Coincidentally, the same evening I started The Cookbook Collector, I also caught a rerun of Bravo’s “Work of Art: The Next Great Artist,” the episode in which contestants were challenged to design a cover for a Penguin classics title. The winner would see his or her cover on the real book in stores. Very interesting. Obviously, several artists were not readers. One poor dear admitted she’d never read Jane Austen’s Pride and Prejudice but still thought she she knew all about Jane and “Darby.” In the end, her watercolor based on a semi-nude photo of herself was embarassingly bad (although not the disaster of another contestant), and it didn’t help that her book was by Jane “Austin.”

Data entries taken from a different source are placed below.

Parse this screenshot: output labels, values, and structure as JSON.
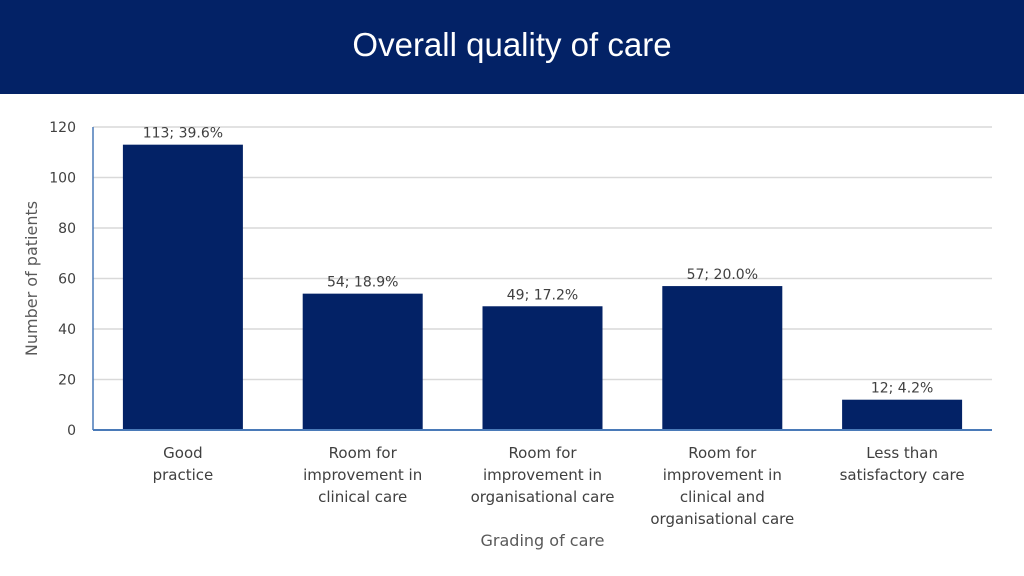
{
  "header": {
    "title": "Overall quality of care"
  },
  "colors": {
    "header_bg": "#032266",
    "bar": "#032266",
    "grid": "#d9d9d9",
    "axis": "#4a7ab8"
  },
  "chart_data": {
    "type": "bar",
    "categories": [
      [
        "Good",
        "practice"
      ],
      [
        "Room for",
        "improvement in",
        "clinical care"
      ],
      [
        "Room for",
        "improvement in",
        "organisational care"
      ],
      [
        "Room for",
        "improvement in",
        "clinical and",
        "organisational care"
      ],
      [
        "Less than",
        "satisfactory care"
      ]
    ],
    "values": [
      113,
      54,
      49,
      57,
      12
    ],
    "data_labels": [
      "113; 39.6%",
      "54; 18.9%",
      "49; 17.2%",
      "57; 20.0%",
      "12; 4.2%"
    ],
    "title": "",
    "xlabel": "Grading of care",
    "ylabel": "Number of patients",
    "ylim": [
      0,
      120
    ],
    "yticks": [
      0,
      20,
      40,
      60,
      80,
      100,
      120
    ],
    "grid": true,
    "legend": "none"
  }
}
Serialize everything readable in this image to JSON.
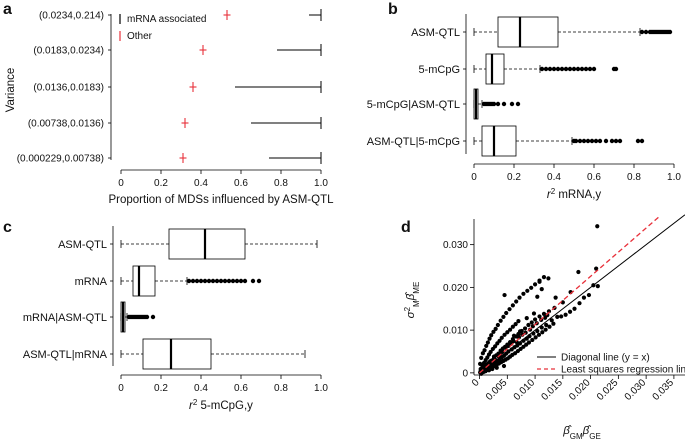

Several other artists put their high concepts of “art” above the books’ contents, i.e. , the “disaster.” But kudos to Tom, who took the time to read all of Mary Shelley’s Frankenstein before starting his project. The eventual winner (spoiler alert) was John, for H.G. Wells’ The Time Machine. Love the little ladder. And Mark’s striking cover for Bram Stoker’s Dracula was a well-deserved second. I’d buy both books — and I already have copies, just with different covers.

When it comes to books and peaches, I’m incorrigible.

Open Book: As noted, I bought the e-book of The Cookbook Collector (Random House Publishing Group) and the hardcover of The Summer We Read Gatsby (Penguin). I need to restock on peaches.